Uma coisa feia de se ver e que me chama mais a atenção por ser eu da área da Educação desde os 22 anos, e mesmo estando imersa na Psicologia, a Educação é a área primeira, antes daquela. Para todo o ser humano, académico e pouco académico. As mais recentes notícias dão conta deste flagelo de divisão social e até clivagem moral. Afinal, sonhar não parece ser para todos.

As escolas privadas e os projetos das mesmas propõem coisas muito sonhadoras, como no caso de um certo estabelecimento de ensino privado sediado na Madeira, que gosta de se apelidar de "international", em que as crianças estão a ser, alegadamente, preparadas para "profissões que ainda não existem". Quando fui investigar esta grande descoberta, bem à moda portuguesa conquistadora de novas caravelas e novas bússolas, notei que nada havia de novo.

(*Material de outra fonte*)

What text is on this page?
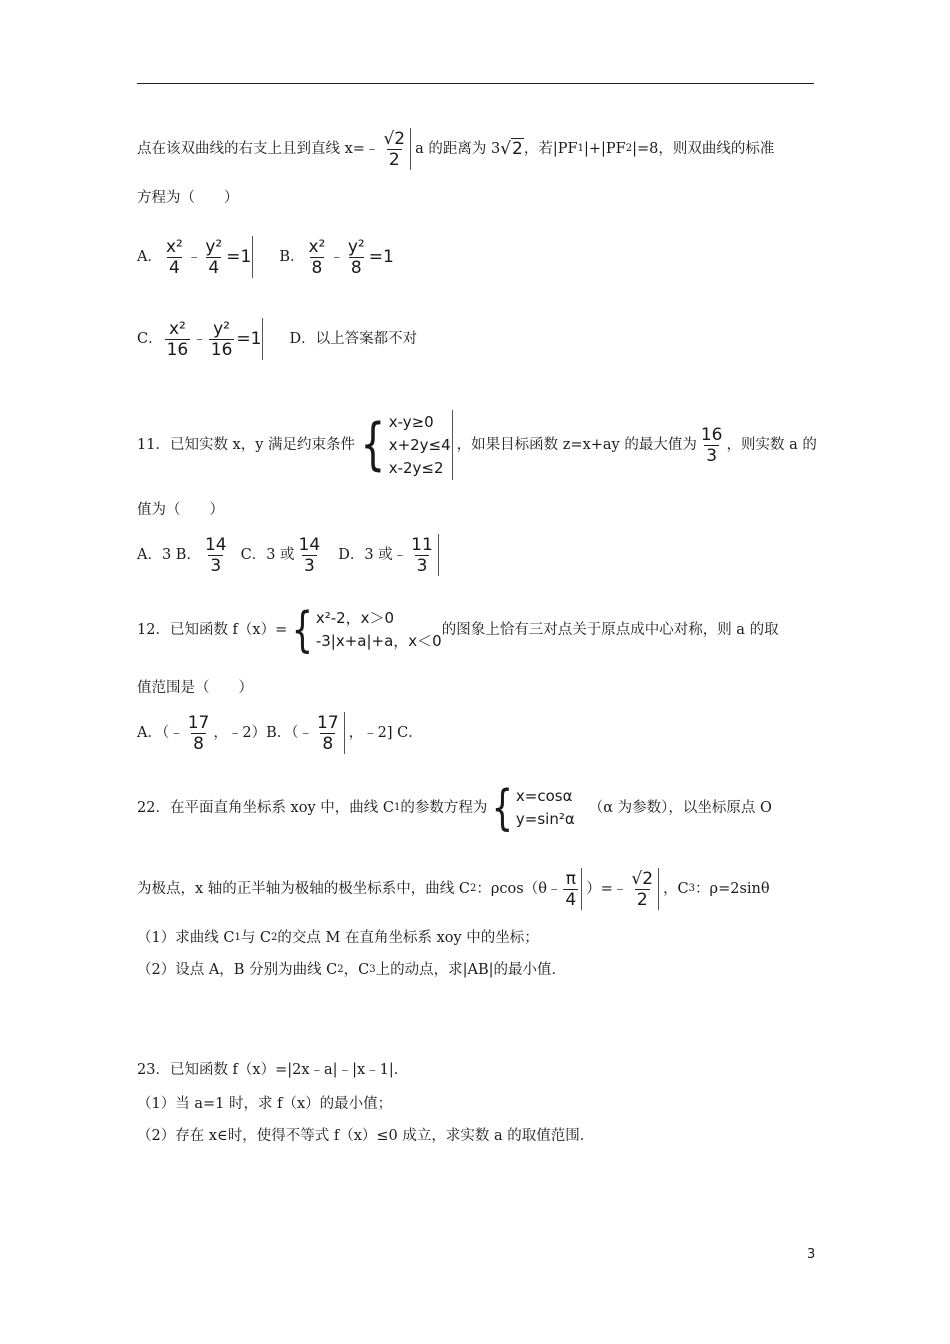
点在该双曲线的右支上且到直线 x=﹣ $\frac{√2}{2}$ a 的距离为 3 √2 ，若|PF 1 |+|PF 2 |=8，则双曲线的标准
方程为（　　）
A． $\frac{\text{x²}}{4}$ ﹣ $\frac{\text{y²}}{4} =1$ B． $\frac{\text{x²}}{8}$ ﹣ $\frac{\text{y²}}{8} =1$
C． $\frac{\text{x²}}{16}$ ﹣ $\frac{\text{y²}}{16} =1$ D．以上答案都不对
11．已知实数 x，y 满足约束条件 { x-y≥0
x+2y≤4
x-2y≤2
，如果目标函数 z=x+ay 的最大值为 $\frac{16}{3}$ ，则实数 a 的
值为（　　）
A．3 B． $\frac{14}{3}$ C．3 或 $\frac{14}{3}$ D．3 或﹣ $\frac{11}{3}$
12．已知函数 f（x）= { x²-2，x＞0
-3|x+a|+a，x＜0
的图象上恰有三对点关于原点成中心对称，则 a 的取
值范围是（　　）
A．（﹣ $\frac{17}{8}$ ，﹣2）B．（﹣ $\frac{17}{8}$ ，﹣2] C．
22．在平面直角坐标系 xoy 中，曲线 C 1 的参数方程为 { x=cosα
y=sin²α
（α 为参数），以坐标原点 O
为极点，x 轴的正半轴为极轴的极坐标系中，曲线 C 2 ：ρcos（θ﹣ $\frac{\pi}{4}$ ）=﹣ $\frac{√2}{2}$ ，C 3 ：ρ=2sinθ
（1）求曲线 C 1 与 C 2 的交点 M 在直角坐标系 xoy 中的坐标；
（2）设点 A，B 分别为曲线 C 2 ，C 3 上的动点，求|AB|的最小值．
23．已知函数 f（x）=|2x﹣a|﹣|x﹣1|．
（1）当 a=1 时，求 f（x）的最小值；
（2）存在 x∈时，使得不等式 f（x）≤0 成立，求实数 a 的取值范围．
3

Mares já desbravados e bússolas nada novas foi o que vi: referem que as crianças estão a ser agora ensinadas para competências socioemocionais e atitudes interculturais (inclusão). Eu fiquei abismada com o facto de estarem a partir de um princípio paupérrimo: então, mas não é isto que estão os professores nas escolas públicas também a fazer? Não é isto que preconiza a matriz de competências da DGE? Claro que é, mas fica muito fancy e parece "caro" pagar colégios que usam estas palavras como se fossem coisas novas. Talvez enganem os pais que gostam de torrar dinheiro em colégios em vez de optarem por escolas públicas onde o mesmo se ensina.

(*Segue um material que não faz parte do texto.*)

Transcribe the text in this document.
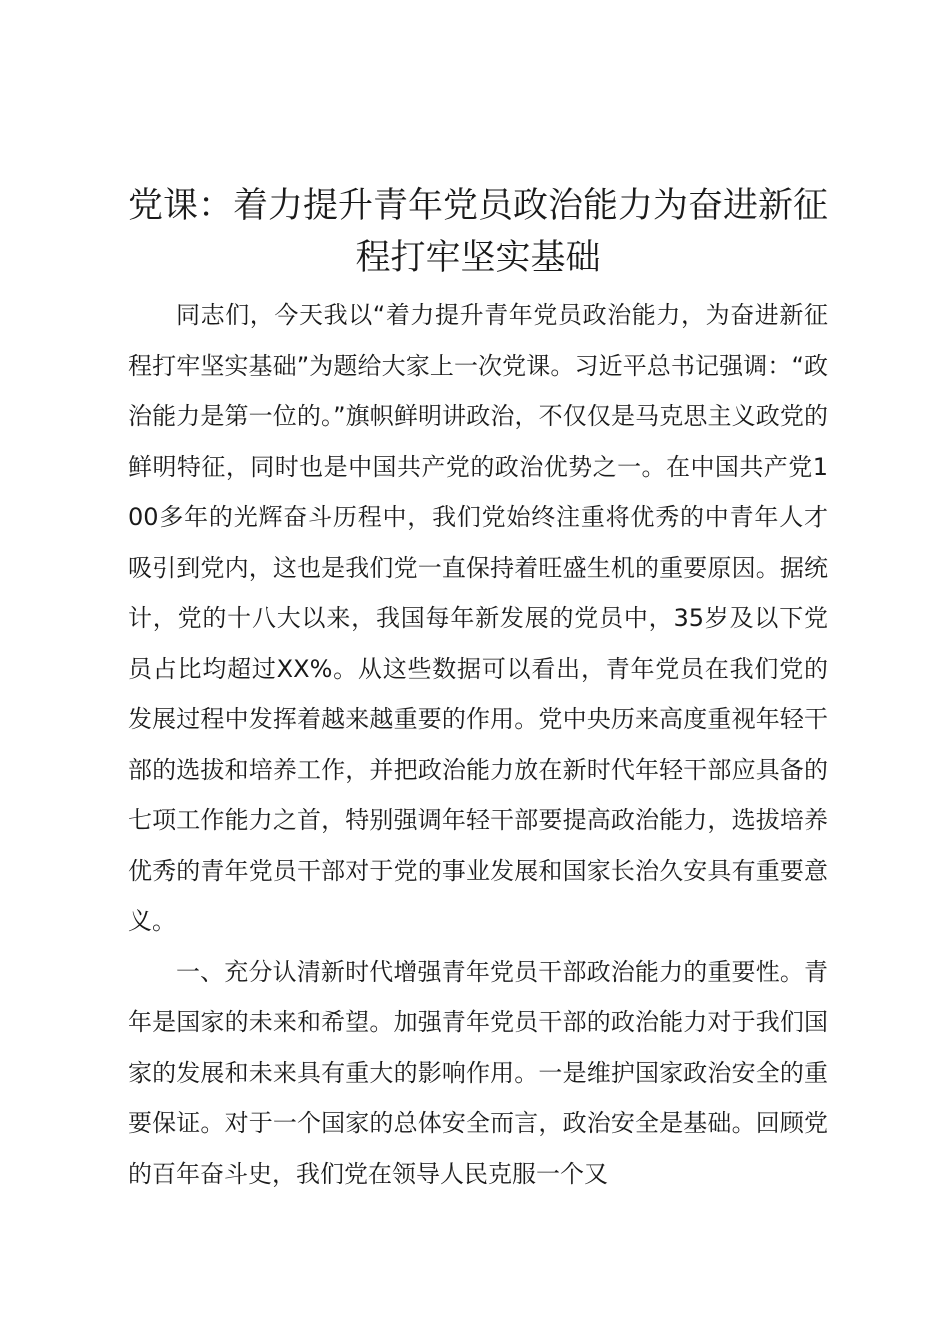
党课：着力提升青年党员政治能力为奋进新征程打牢坚实基础

同志们，今天我以“着力提升青年党员政治能力，为奋进新征程打牢坚实基础”为题给大家上一次党课。习近平总书记强调：“政治能力是第一位的。”旗帜鲜明讲政治，不仅仅是马克思主义政党的鲜明特征，同时也是中国共产党的政治优势之一。在中国共产党100多年的光辉奋斗历程中，我们党始终注重将优秀的中青年人才吸引到党内，这也是我们党一直保持着旺盛生机的重要原因。据统计，党的十八大以来，我国每年新发展的党员中，35岁及以下党员占比均超过XX%。从这些数据可以看出，青年党员在我们党的发展过程中发挥着越来越重要的作用。党中央历来高度重视年轻干部的选拔和培养工作，并把政治能力放在新时代年轻干部应具备的七项工作能力之首，特别强调年轻干部要提高政治能力，选拔培养优秀的青年党员干部对于党的事业发展和国家长治久安具有重要意义。

一、充分认清新时代增强青年党员干部政治能力的重要性。青年是国家的未来和希望。加强青年党员干部的政治能力对于我们国家的发展和未来具有重大的影响作用。一是维护国家政治安全的重要保证。对于一个国家的总体安全而言，政治安全是基础。回顾党的百年奋斗史，我们党在领导人民克服一个又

E sarcasmo venha, mas baseado na evidência: todos os colegas que eu tive que eram colocados pelos pais em colégios faziam-no com um intuito – terem melhores notas de forma facilitada, para poderem ingressar numa universidade qualquer, nem que fossem quase afogados em dívidas ao conhecimento. Assim, à tona vão chegando alunos às universidades, às faculdades e aos politécnicos… com habilidades ameaçadoras: muita presunção e muito, muito pouco domínio do Português correto; saber escrever parece uma falácia, e a leitura foi substituída pela telegrafia digital. Algo assim que acabei de inventar.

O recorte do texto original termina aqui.